In an richly finished wood version, Punt’s sideboard conceived with Copenhagen’s Norm Architects has a warmly resonant presence. Inspired by modernist architecture, Chicago’s door-front cabinet seems to float within its elegant steel framework that comes in a range of metal finishes. Several luxe choices of marble tabletop are offered along with oak and walnut options to match the sideboard. All in all, this standout piece reflects the exceptional craftsmanship of its Spanish makers.
29.5" h x 90.6" w x 20.5" d (75x230x52cm)
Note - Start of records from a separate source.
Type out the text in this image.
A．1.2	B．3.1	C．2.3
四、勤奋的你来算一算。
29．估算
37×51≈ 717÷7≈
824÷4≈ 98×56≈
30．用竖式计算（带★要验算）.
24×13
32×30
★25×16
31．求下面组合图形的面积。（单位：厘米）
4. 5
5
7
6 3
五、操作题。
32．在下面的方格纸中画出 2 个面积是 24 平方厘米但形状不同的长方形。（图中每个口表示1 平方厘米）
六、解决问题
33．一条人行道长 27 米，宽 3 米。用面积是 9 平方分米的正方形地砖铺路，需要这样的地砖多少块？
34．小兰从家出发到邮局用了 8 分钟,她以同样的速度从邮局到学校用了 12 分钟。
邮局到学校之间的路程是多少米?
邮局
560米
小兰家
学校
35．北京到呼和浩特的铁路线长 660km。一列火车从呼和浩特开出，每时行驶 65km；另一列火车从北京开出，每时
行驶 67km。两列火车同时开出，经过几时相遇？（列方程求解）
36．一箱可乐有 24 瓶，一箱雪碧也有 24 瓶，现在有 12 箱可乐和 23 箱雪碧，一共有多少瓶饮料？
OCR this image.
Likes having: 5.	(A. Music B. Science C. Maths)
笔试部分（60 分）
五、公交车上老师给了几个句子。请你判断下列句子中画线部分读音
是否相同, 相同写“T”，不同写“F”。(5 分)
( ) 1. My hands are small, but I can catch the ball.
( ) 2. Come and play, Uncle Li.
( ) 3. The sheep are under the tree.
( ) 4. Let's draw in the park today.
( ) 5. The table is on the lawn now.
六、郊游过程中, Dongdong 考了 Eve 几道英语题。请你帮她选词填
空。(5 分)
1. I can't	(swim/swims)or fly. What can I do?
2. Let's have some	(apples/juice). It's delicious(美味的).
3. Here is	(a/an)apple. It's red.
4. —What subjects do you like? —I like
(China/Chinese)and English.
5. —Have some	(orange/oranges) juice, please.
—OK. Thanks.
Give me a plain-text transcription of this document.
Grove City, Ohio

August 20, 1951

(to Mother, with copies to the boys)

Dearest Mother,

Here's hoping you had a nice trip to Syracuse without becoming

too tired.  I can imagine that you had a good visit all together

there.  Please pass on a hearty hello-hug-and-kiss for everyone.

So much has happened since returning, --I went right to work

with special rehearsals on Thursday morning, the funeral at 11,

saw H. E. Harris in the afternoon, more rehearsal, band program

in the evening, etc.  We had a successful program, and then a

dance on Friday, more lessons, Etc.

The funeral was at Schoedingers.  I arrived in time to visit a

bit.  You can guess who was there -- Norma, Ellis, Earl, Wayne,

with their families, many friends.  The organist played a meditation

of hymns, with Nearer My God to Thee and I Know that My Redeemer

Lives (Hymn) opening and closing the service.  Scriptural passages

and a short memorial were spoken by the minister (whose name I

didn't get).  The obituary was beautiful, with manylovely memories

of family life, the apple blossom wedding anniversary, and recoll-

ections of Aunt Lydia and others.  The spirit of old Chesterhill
Natural oak or walnut, steel, marble, glass
Get the Punt? Founded in Valencia back in in 1980, the company name means “point.” The Punt (formally Puntmobles) credo philosophizes that “a point is the beginning of a line” and the Spain-based modernist furniture concern has indeed brought forth a long line of artful products in collaboration with designers such as Terence Woodgate, Odosdesign and Vincent Martinez. Along the way, the company has been recognized with numerous awards from the likes of Wallpaper magazine and others. “The points from Punt that go to make up our collection are practically infinite,” they say. “Many of these 'punts' are happy encounters, happy discoveries; others are still searches, seeking serendipity.”
“Norms aren’t boring,” Jonas Bjerre-Poulsen of Norm Architects says, reflecting on the name of his Copenhagen-based design studio, formed with fellow architect Kasper Rønn. “On the contrary, the firm wants to make use of all that centuries-old wisdom that we now know as design.” Norm encompasses furniture, dinner service, kitchenware and lighting fixtures as well as architecture projects with third partner Linda Korndal.
“There’s something in our design culture that’s born out of our connection to the Nordic climate, to the crafts and the natural materials that surround us, and that 'something' makes us stand out,” Jonas says. Norm Architects has garnered numerous prestigious awards such as Red Dot, IF Design Award and Design Plus Award. Jonas focuses on aesthetics and Kasper concentrates on technology but the lines are often blurred on any offering, says Jonas. “You should be able to look at it in 10, 20 years’ time and still find it useful and beautiful.”